Oh, and mass Titan battles....
What is not to like!


----------



## revenant13 (Feb 15, 2008)

another thing would be that the Emperor IS the Omnissiah. he tricked the martians. also explains why he didnt care if they worshipped the "omni".


----------



## ckcrawford (Feb 4, 2009)

yah i read it last night... it was aight. The titan clashes were alright. I like how Zeth just pompeys everyones ass at the end. Calavero was definitley my favorite character. thats a good way to go. I like how the Fists and the Guard go "fuck this place, lets go."


----------



## Khorne's Fist (Jul 18, 2008)

It also left a good cliff hangar in the very last line of the book, leaving it wide open for the awakening of the void dragon, or at least a 40k -as opposed to 30k- novel involving it.


----------



## chromedog (Oct 31, 2007)

The emp didn't whip the 'void dragon'. He whipped the Dragon. They are two separate entities. The c'tan is only EVER referred to as "the dragon". The Void dragon is something from the eldar mythic cycle that may be a reference, but is more than likely something altogether unrelated.

Oh and the missing two legions get mentioned, too. Dorn says something about "would that we had 15 legions" and the sigilite (iirc) tells him to never again speak of those TWO.


----------



## xiawujing (Mar 2, 2009)

I'm almost done with it (about 10 pages from the end), and I admit I had the same feelings about the book at the beginning as the OP did.

It starts very boring especially when the rest of the series have been about awesome battles and uber-people etc. I honestly thought it was turning out to be another book like Descent of Angels where I was gonna have to drag myself through the whole thing, gritting my teeth. However, I know and love Graham McNeill's other books and I decided to press on because it must get better in the end.

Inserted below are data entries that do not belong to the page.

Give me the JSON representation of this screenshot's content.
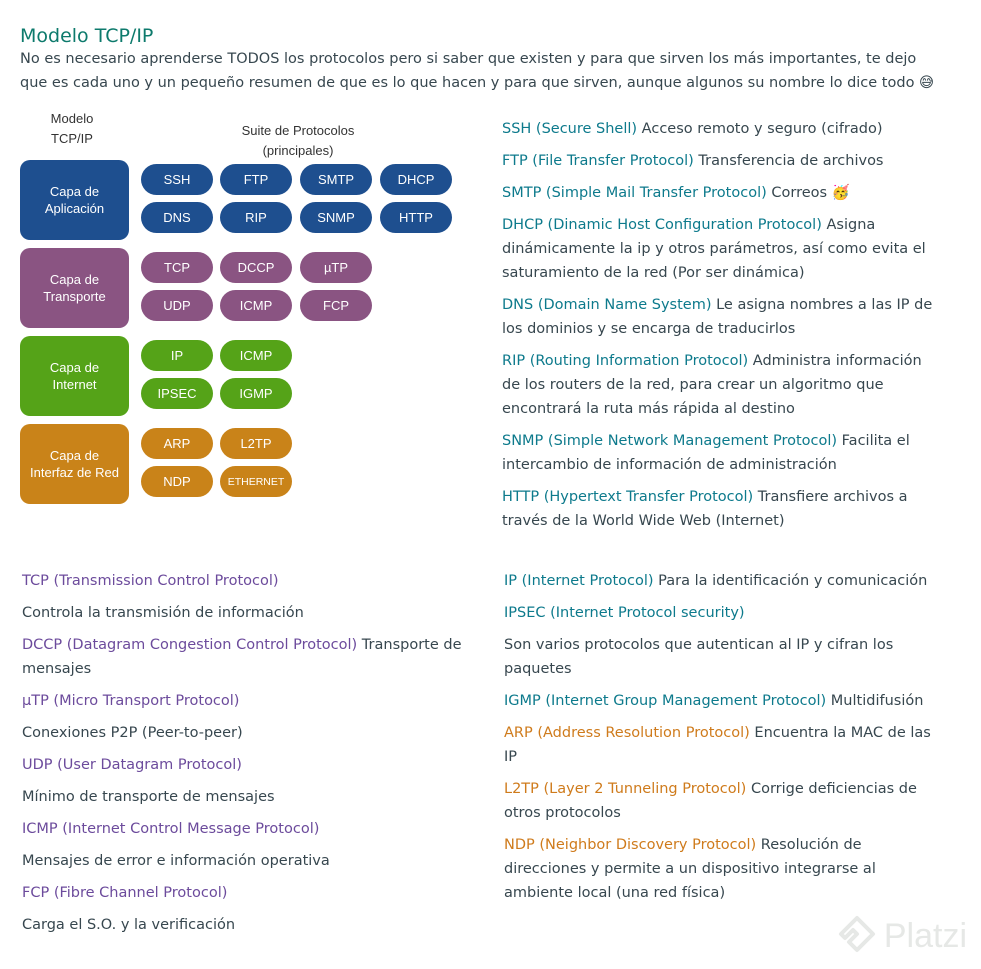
{
  "title": "Modelo TCP/IP",
  "intro": "No es necesario aprenderse TODOS los protocolos pero si saber que existen y para que sirven los más importantes, te dejo que es cada uno y un pequeño resumen de que es lo que hacen y para que sirven, aunque algunos su nombre lo dice todo 😅",
  "diagram": {
    "header_model": "Modelo\nTCP/IP",
    "header_suite": "Suite de Protocolos\n(principales)",
    "layers": [
      {
        "name": "Capa de\nAplicación",
        "color": "#1e4f8f",
        "protocols": [
          "SSH",
          "FTP",
          "SMTP",
          "DHCP",
          "DNS",
          "RIP",
          "SNMP",
          "HTTP"
        ]
      },
      {
        "name": "Capa de\nTransporte",
        "color": "#8a5482",
        "protocols": [
          "TCP",
          "DCCP",
          "µTP",
          "UDP",
          "ICMP",
          "FCP"
        ]
      },
      {
        "name": "Capa de\nInternet",
        "color": "#55a318",
        "protocols": [
          "IP",
          "ICMP",
          "IPSEC",
          "IGMP"
        ]
      },
      {
        "name": "Capa de\nInterfaz de Red",
        "color": "#c98319",
        "protocols": [
          "ARP",
          "L2TP",
          "NDP",
          "ETHERNET"
        ]
      }
    ]
  },
  "right_list": [
    {
      "term": "SSH (Secure Shell)",
      "desc": " Acceso remoto y seguro (cifrado)"
    },
    {
      "term": "FTP (File Transfer Protocol)",
      "desc": " Transferencia de archivos"
    },
    {
      "term": "SMTP (Simple Mail Transfer Protocol)",
      "desc": " Correos 🥳"
    },
    {
      "term": "DHCP (Dinamic Host Configuration Protocol)",
      "desc": " Asigna dinámicamente la ip y otros parámetros, así como evita el saturamiento de la red (Por ser dinámica)"
    },
    {
      "term": "DNS (Domain Name System)",
      "desc": " Le asigna nombres a las IP de los dominios y se encarga de traducirlos"
    },
    {
      "term": "RIP (Routing Information Protocol)",
      "desc": " Administra información de los routers de la red, para crear un algoritmo que encontrará la ruta más rápida al destino"
    },
    {
      "term": "SNMP (Simple Network Management Protocol)",
      "desc": " Facilita el intercambio de información de administración"
    },
    {
      "term": "HTTP (Hypertext Transfer Protocol)",
      "desc": " Transfiere archivos a través de la World Wide Web (Internet)"
    }
  ],
  "transport_list": [
    {
      "term": "TCP (Transmission Control Protocol)",
      "desc": "Controla la transmisión de información",
      "block": true
    },
    {
      "term": "DCCP (Datagram Congestion Control Protocol)",
      "desc": " Transporte de mensajes",
      "block": false
    },
    {
      "term": "µTP (Micro Transport Protocol)",
      "desc": "Conexiones P2P (Peer-to-peer)",
      "block": true
    },
    {
      "term": "UDP (User Datagram Protocol)",
      "desc": "Mínimo de transporte de mensajes",
      "block": true
    },
    {
      "term": "ICMP (Internet Control Message Protocol)",
      "desc": "Mensajes de error e información operativa",
      "block": true
    },
    {
      "term": "FCP (Fibre Channel Protocol)",
      "desc": "Carga el S.O. y la verificación",
      "block": true
    }
  ],
  "internet_list": [
    {
      "term": "IP (Internet Protocol)",
      "desc": " Para la identificación y comunicación",
      "color": "teal",
      "block": false
    },
    {
      "term": "IPSEC (Internet Protocol security)",
      "desc": "Son varios protocolos que autentican al IP y cifran los paquetes",
      "color": "teal",
      "block": true
    },
    {
      "term": "IGMP (Internet Group Management Protocol)",
      "desc": " Multidifusión",
      "color": "teal",
      "block": false
    },
    {
      "term": "ARP (Address Resolution Protocol)",
      "desc": " Encuentra la MAC de las IP",
      "color": "orange",
      "block": false
    },
    {
      "term": "L2TP (Layer 2 Tunneling Protocol)",
      "desc": " Corrige deficiencias de otros protocolos",
      "color": "orange",
      "block": false
    },
    {
      "term": "NDP (Neighbor Discovery Protocol)",
      "desc": " Resolución de direcciones y permite a un dispositivo integrarse al ambiente local (una red física)",
      "color": "orange",
      "block": false
    }
  ],
  "watermark": "Platzi"
}
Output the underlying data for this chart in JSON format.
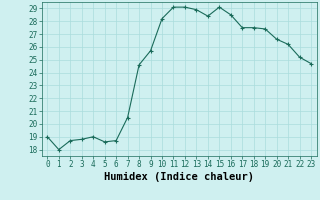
{
  "xlabel": "Humidex (Indice chaleur)",
  "x": [
    0,
    1,
    2,
    3,
    4,
    5,
    6,
    7,
    8,
    9,
    10,
    11,
    12,
    13,
    14,
    15,
    16,
    17,
    18,
    19,
    20,
    21,
    22,
    23
  ],
  "y": [
    19.0,
    18.0,
    18.7,
    18.8,
    19.0,
    18.6,
    18.7,
    20.5,
    24.6,
    25.7,
    28.2,
    29.1,
    29.1,
    28.9,
    28.4,
    29.1,
    28.5,
    27.5,
    27.5,
    27.4,
    26.6,
    26.2,
    25.2,
    24.7
  ],
  "line_color": "#1a6b5a",
  "marker": "+",
  "marker_size": 3,
  "marker_linewidth": 0.8,
  "line_width": 0.8,
  "background_color": "#cff0f0",
  "grid_color": "#aadddd",
  "ylim": [
    17.5,
    29.5
  ],
  "xlim": [
    -0.5,
    23.5
  ],
  "yticks": [
    18,
    19,
    20,
    21,
    22,
    23,
    24,
    25,
    26,
    27,
    28,
    29
  ],
  "xticks": [
    0,
    1,
    2,
    3,
    4,
    5,
    6,
    7,
    8,
    9,
    10,
    11,
    12,
    13,
    14,
    15,
    16,
    17,
    18,
    19,
    20,
    21,
    22,
    23
  ],
  "tick_fontsize": 5.5,
  "xlabel_fontsize": 7.5,
  "xlabel_fontweight": "bold"
}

And boy was I right! Its a little like a train ride (and I mean old style coal-powered trains) where it starts slow, but builds pace until the end is just awesome! Finally a new piece of Necron Fluff in a book (which makes me wonder when McNeill will have a book that includes the Deciever seeing as he's done the two other main C'tan), and also a great read that actually made me interested in the Mechanicum, which I'd written off as that gay fiddly bit that gives the Imperium their technology but is too dumb to use it properly and now believes they have to chant and massage it with oils to make ANYTHING work.

So in total, a great read! McNeill has yet to dissapoint!


----------



## 1001st Son (Feb 28, 2009)

I liked it, for the most part, but it was hard to judge it fairly, having just finished _Legion_. I love the AL, so it is hard to follow that IMO. Rho-Mu was definitely my favorite character. He was just cool.


----------



## Inquisitor_ball (May 12, 2008)

an insight into how Aweome the emperor is once again


----------



## Death Shroud (Mar 1, 2008)

Inquisitor_ball said:


> an insight into how Aweome the emperor is once again


It's true, every now and again in the Horus Heresy books there's a little snippet of background that makes your jaw drop. The piece about the Emperor's plan to create the Mechanicum was one such piece, he is an absolute legend.


----------



## xiawujing (Mar 2, 2009)

1001st Son said:


> I liked it, for the most part, but it was hard to judge it fairly, having just finished _Legion_. I love the AL, so it is hard to follow that IMO. Rho-Mu was definitely my favorite character. He was just cool.


You didn't read "Battle For The Abyss" in between then?


----------



## War$m!7H (Jun 20, 2008)

good. it wasnt good at all :biggrin: BFTA was horrendous.


----------



## Wolfblade (Mar 18, 2008)

I enjoyed it. 

I was somewhat disappointed with Legion and Battle. For me, Mechanicum has put the series back on track.


----------



## Child-of-the-Emperor (Feb 22, 2009)

aye its put the Series back on track for me i guess, i Didn't enjoy Battle for the Abyss, Legion was a good read however and revealed some nice new fluff


----------



## War$m!7H (Jun 20, 2008)

Its always nice to have some new fluff about a Legion which nobody really knew about. :biggrin:


----------